En 2026, la question des droits de succession va se rappeler aux héritiers avec vigueur : beaucoup découvriront que la somme réclamée par le fisc dépasse largement leurs prévisions, même entre parents et enfants. Comprendre les nouvelles règles, les anticiper et utiliser chaque levier légal devient donc indispensable pour préserver le patrimoine familial.
Le cœur du calcul : abattements et barème progressif
Le mécanisme français se compose de deux volets :
- Un abattement propre à chaque lien de parenté, qui réduit la base taxable.
- Un barème à tranches, dont les taux augmentent à mesure que la part nette s’élève.
Exemple chiffré pour un enfant : il bénéficie d’un abattement de 100 000 € par parent. Après épuisement de cette franchise, la première tranche est taxée à 5 %, la suivante à 10 %, jusqu’à un maximum de 45 %. Dès que l’on s’écarte de la ligne directe, l’abattement chute (15 932 € pour un frère ou une sœur, 1 594 € pour un ami) et la fiscalité peut grimper jusqu’à 60 %.
- En ligne directe : 100 000 € d’abattement, puis 5 % à 45 %.
- Hors ligne directe : abattements réduits (15 932 € voire 1 594 €) et taux pouvant atteindre 60 %.
Cas pratique : un héritage de 180 000 € entre parent et enfant
Imaginons qu’un enfant reçoive 180 000 € en 2026 :
• Les 100 000 € d’abattement sont retranchés immédiatement.
• Reste 80 000 €, soumis tranche par tranche.
La facture finale avoisine 14 195 €, soit près de 8 % du patrimoine transmis.
À noter : si une donation de 30 000 € avait déjà été faite sept ans plus tôt, cette somme viendrait diminuer l’abattement disponible ; les droits grimperaient alors à plus de 18 000 €.
L’héritage hors famille proche : quand la taxation s’envole
Pour un frère ou une sœur recevant 100 000 €, l’abattement de 15 932 € ne couvre qu’une faible part ; la note fiscale peut dépasser 35 000 €, c’est-à-dire plus d’un tiers du montant transmis. Dans le cas d’un neveu, d’une nièce ou d’un ami, où l’abattement tombe à 7 967 € ou 1 594 €, la part prélevée peut atteindre la moitié, voire davantage, du capital reçu.
Démarches administratives : les pièges à éviter
• La déclaration de succession devient obligatoire sous six mois dès que la valeur nette recueillie excède 50 000 €.

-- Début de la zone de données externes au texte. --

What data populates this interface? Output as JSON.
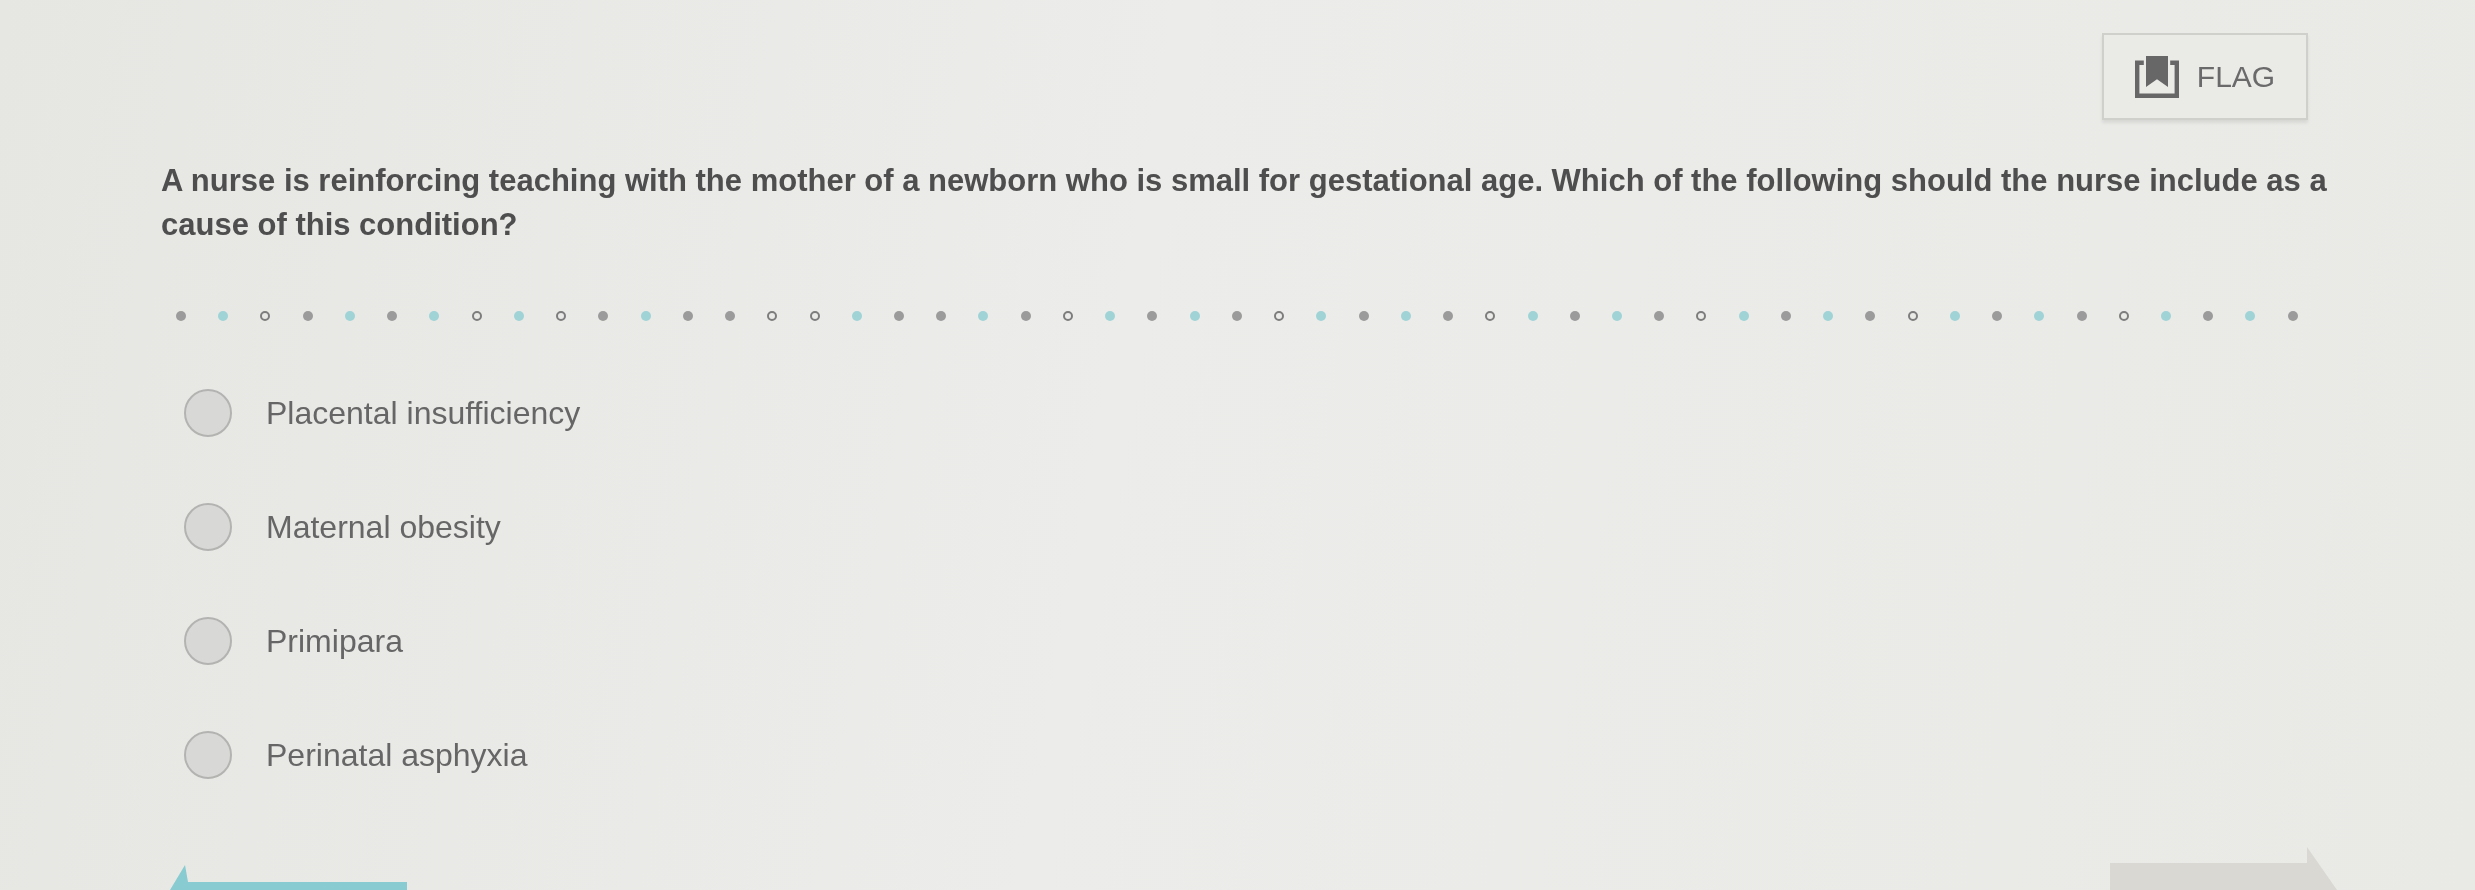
{
  "flag_button": {
    "label": "FLAG"
  },
  "question": {
    "text": "A nurse is reinforcing teaching with the mother of a newborn who is small for gestational age. Which of the following should the nurse include as a cause of this condition?"
  },
  "divider": {
    "dots": [
      {
        "kind": "dot",
        "color": "#9b9b9b"
      },
      {
        "kind": "dot",
        "color": "#9fd3d6"
      },
      {
        "kind": "ring",
        "color": "#7d7d7d"
      },
      {
        "kind": "dot",
        "color": "#9b9b9b"
      },
      {
        "kind": "dot",
        "color": "#9fd3d6"
      },
      {
        "kind": "dot",
        "color": "#9b9b9b"
      },
      {
        "kind": "dot",
        "color": "#9fd3d6"
      },
      {
        "kind": "ring",
        "color": "#7d7d7d"
      },
      {
        "kind": "dot",
        "color": "#9fd3d6"
      },
      {
        "kind": "ring",
        "color": "#7d7d7d"
      },
      {
        "kind": "dot",
        "color": "#9b9b9b"
      },
      {
        "kind": "dot",
        "color": "#9fd3d6"
      },
      {
        "kind": "dot",
        "color": "#9b9b9b"
      },
      {
        "kind": "dot",
        "color": "#9b9b9b"
      },
      {
        "kind": "ring",
        "color": "#7d7d7d"
      },
      {
        "kind": "ring",
        "color": "#7d7d7d"
      },
      {
        "kind": "dot",
        "color": "#9fd3d6"
      },
      {
        "kind": "dot",
        "color": "#9b9b9b"
      },
      {
        "kind": "dot",
        "color": "#9b9b9b"
      },
      {
        "kind": "dot",
        "color": "#9fd3d6"
      },
      {
        "kind": "dot",
        "color": "#9b9b9b"
      },
      {
        "kind": "ring",
        "color": "#7d7d7d"
      },
      {
        "kind": "dot",
        "color": "#9fd3d6"
      },
      {
        "kind": "dot",
        "color": "#9b9b9b"
      },
      {
        "kind": "dot",
        "color": "#9fd3d6"
      },
      {
        "kind": "dot",
        "color": "#9b9b9b"
      },
      {
        "kind": "ring",
        "color": "#7d7d7d"
      },
      {
        "kind": "dot",
        "color": "#9fd3d6"
      },
      {
        "kind": "dot",
        "color": "#9b9b9b"
      },
      {
        "kind": "dot",
        "color": "#9fd3d6"
      },
      {
        "kind": "dot",
        "color": "#9b9b9b"
      },
      {
        "kind": "ring",
        "color": "#7d7d7d"
      },
      {
        "kind": "dot",
        "color": "#9fd3d6"
      },
      {
        "kind": "dot",
        "color": "#9b9b9b"
      },
      {
        "kind": "dot",
        "color": "#9fd3d6"
      },
      {
        "kind": "dot",
        "color": "#9b9b9b"
      },
      {
        "kind": "ring",
        "color": "#7d7d7d"
      },
      {
        "kind": "dot",
        "color": "#9fd3d6"
      },
      {
        "kind": "dot",
        "color": "#9b9b9b"
      },
      {
        "kind": "dot",
        "color": "#9fd3d6"
      },
      {
        "kind": "dot",
        "color": "#9b9b9b"
      },
      {
        "kind": "ring",
        "color": "#7d7d7d"
      },
      {
        "kind": "dot",
        "color": "#9fd3d6"
      },
      {
        "kind": "dot",
        "color": "#9b9b9b"
      },
      {
        "kind": "dot",
        "color": "#9fd3d6"
      },
      {
        "kind": "dot",
        "color": "#9b9b9b"
      },
      {
        "kind": "ring",
        "color": "#7d7d7d"
      },
      {
        "kind": "dot",
        "color": "#9fd3d6"
      },
      {
        "kind": "dot",
        "color": "#9b9b9b"
      },
      {
        "kind": "dot",
        "color": "#9fd3d6"
      },
      {
        "kind": "dot",
        "color": "#9b9b9b"
      }
    ]
  },
  "options": [
    {
      "label": "Placental insufficiency",
      "selected": false
    },
    {
      "label": "Maternal obesity",
      "selected": false
    },
    {
      "label": "Primipara",
      "selected": false
    },
    {
      "label": "Perinatal asphyxia",
      "selected": false
    }
  ],
  "nav_buttons": [
    {
      "kind": "back",
      "disabled": false
    },
    {
      "kind": "next",
      "disabled": true
    }
  ]
}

• Les biens immobiliers doivent être estimés au plus juste ; une sous-évaluation entraîne des pénalités.
• Il est possible de déduire certaines dettes (frais funéraires, emprunts en cours), mais tout oubli peut coûter cher.

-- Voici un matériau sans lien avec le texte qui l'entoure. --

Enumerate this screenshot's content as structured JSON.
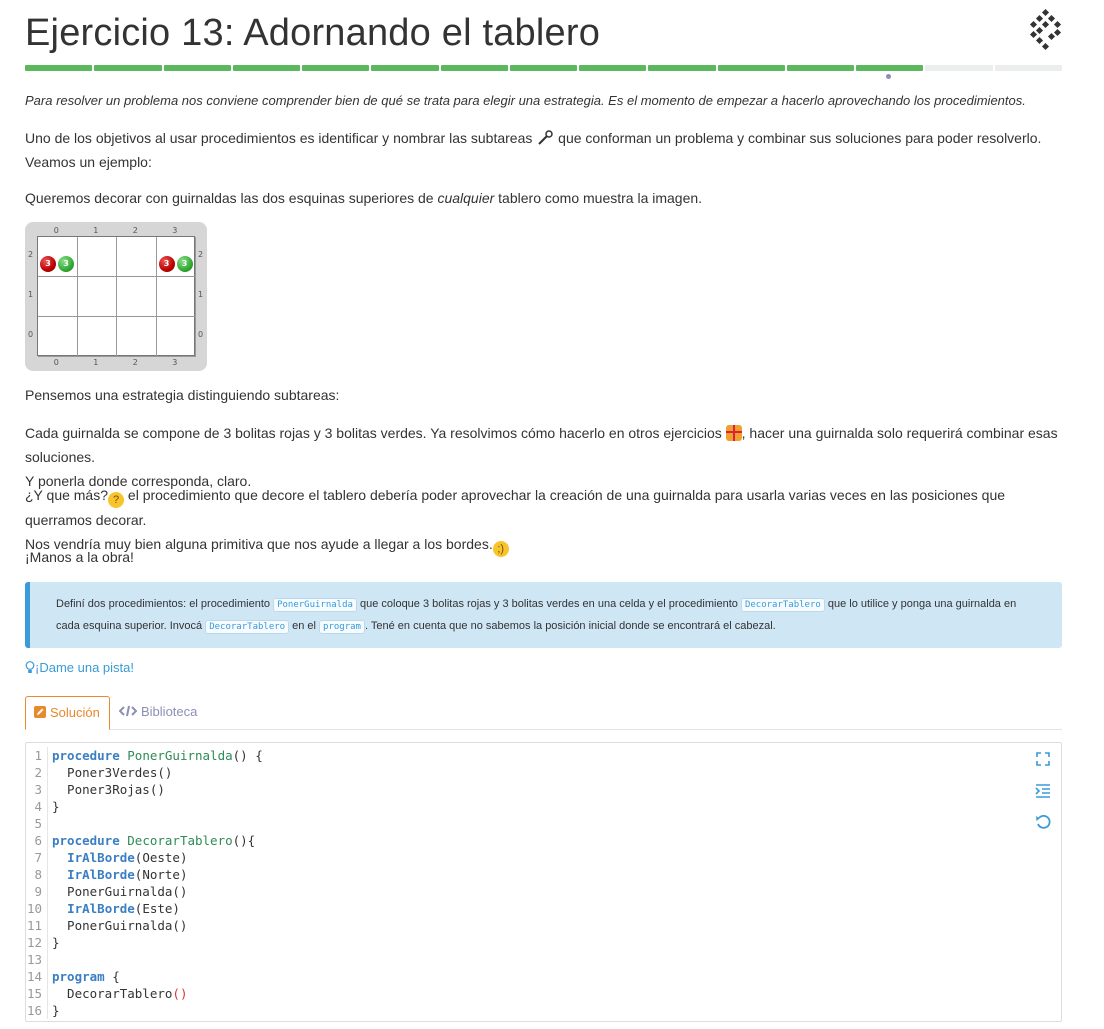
{
  "title": "Ejercicio 13: Adornando el tablero",
  "progress": {
    "total_segments": 15,
    "done_segments": 13
  },
  "intro": "Para resolver un problema nos conviene comprender bien de qué se trata para elegir una estrategia. Es el momento de empezar a hacerlo aprovechando los procedimientos.",
  "p1_a": "Uno de los objetivos al usar procedimientos es identificar y nombrar las subtareas ",
  "p1_b": " que conforman un problema y combinar sus soluciones para poder resolverlo. Veamos un ejemplo:",
  "p2_a": "Queremos decorar con guirnaldas las dos esquinas superiores de ",
  "p2_em": "cualquier",
  "p2_b": " tablero como muestra la imagen.",
  "board": {
    "columns": [
      "0",
      "1",
      "2",
      "3"
    ],
    "rows": [
      "2",
      "1",
      "0"
    ],
    "balls": [
      {
        "col": 0,
        "row": 2,
        "color": "red",
        "count": "3"
      },
      {
        "col": 0,
        "row": 2,
        "color": "green",
        "count": "3"
      },
      {
        "col": 3,
        "row": 2,
        "color": "red",
        "count": "3"
      },
      {
        "col": 3,
        "row": 2,
        "color": "green",
        "count": "3"
      }
    ]
  },
  "p3": "Pensemos una estrategia distinguiendo subtareas:",
  "p4_a": "Cada guirnalda se compone de 3 bolitas rojas y 3 bolitas verdes. Ya resolvimos cómo hacerlo en otros ejercicios ",
  "p4_b": ", hacer una guirnalda solo requerirá combinar esas soluciones.",
  "p4_c": "Y ponerla donde corresponda, claro.",
  "p5_a": "¿Y que más?",
  "p5_b": " el procedimiento que decore el tablero debería poder aprovechar la creación de una guirnalda para usarla varias veces en las posiciones que querramos decorar.",
  "p5_c": "Nos vendría muy bien alguna primitiva que nos ayude a llegar a los bordes.",
  "p6": "¡Manos a la obra!",
  "info": {
    "a": "Definí dos procedimientos: el procedimiento ",
    "code1": "PonerGuirnalda",
    "b": " que coloque 3 bolitas rojas y 3 bolitas verdes en una celda y el procedimiento ",
    "code2": "DecorarTablero",
    "c": " que lo utilice y ponga una guirnalda en cada esquina superior. Invocá ",
    "code3": "DecorarTablero",
    "d": " en el ",
    "code4": "program",
    "e": ". Tené en cuenta que no sabemos la posición inicial donde se encontrará el cabezal."
  },
  "hint": "¡Dame una pista!",
  "tabs": {
    "solution": "Solución",
    "library": "Biblioteca"
  },
  "colors": {
    "progress_done": "#5cb85c",
    "accent": "#3a9bd6",
    "tab_active": "#e8892c"
  },
  "code_lines": [
    [
      {
        "t": "procedure",
        "c": "kw"
      },
      {
        "t": " "
      },
      {
        "t": "PonerGuirnalda",
        "c": "fn"
      },
      {
        "t": "() {"
      }
    ],
    [
      {
        "t": "  Poner3Verdes()"
      }
    ],
    [
      {
        "t": "  Poner3Rojas()"
      }
    ],
    [
      {
        "t": "}"
      }
    ],
    [
      {
        "t": ""
      }
    ],
    [
      {
        "t": "procedure",
        "c": "kw"
      },
      {
        "t": " "
      },
      {
        "t": "DecorarTablero",
        "c": "fn"
      },
      {
        "t": "(){"
      }
    ],
    [
      {
        "t": "  "
      },
      {
        "t": "IrAlBorde",
        "c": "prim"
      },
      {
        "t": "(Oeste)"
      }
    ],
    [
      {
        "t": "  "
      },
      {
        "t": "IrAlBorde",
        "c": "prim"
      },
      {
        "t": "(Norte)"
      }
    ],
    [
      {
        "t": "  PonerGuirnalda()"
      }
    ],
    [
      {
        "t": "  "
      },
      {
        "t": "IrAlBorde",
        "c": "prim"
      },
      {
        "t": "(Este)"
      }
    ],
    [
      {
        "t": "  PonerGuirnalda()"
      }
    ],
    [
      {
        "t": "}"
      }
    ],
    [
      {
        "t": ""
      }
    ],
    [
      {
        "t": "program",
        "c": "kw"
      },
      {
        "t": " {"
      }
    ],
    [
      {
        "t": "  DecorarTablero"
      },
      {
        "t": "()",
        "c": "par"
      }
    ],
    [
      {
        "t": "}"
      }
    ]
  ],
  "editor_tools": [
    "fullscreen-icon",
    "indent-icon",
    "reset-icon"
  ]
}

Le notaire reste un allié clé : il vérifie les documents, sécurise les calculs et garantit le respect des délais. Sans accompagnement, le risque de redressement fiscal augmente nettement.
Réduire la facture : stratégies à mettre en place dès aujourd’hui
- Donations programmées : chaque abattement se renouvelle tous les quinze ans. En donnant 31 865 € (donation « Sarkozy ») ou 100 000 € (donation classique) par enfant avant le décès, on allège d’autant la base taxable future.
- Assurance-vie : jusqu’à 152 500 € par bénéficiaire ne sont pas soumis aux droits de succession pour les primes versées avant 70 ans. Au-delà, les sommes restent intéressantes car taxées à un taux forfaitaire de 20 % jusqu’à 700 000 €.
D’autres outils existent : démembrement de propriété, pactes Dutreil pour les entreprises familiales, ou encore création de sociétés civiles pour gérer et transmettre un patrimoine immobilier. Un conseiller spécialisé pourra calibrate la stratégie en fonction de l’âge, de la composition familiale et des objectifs patrimoniaux.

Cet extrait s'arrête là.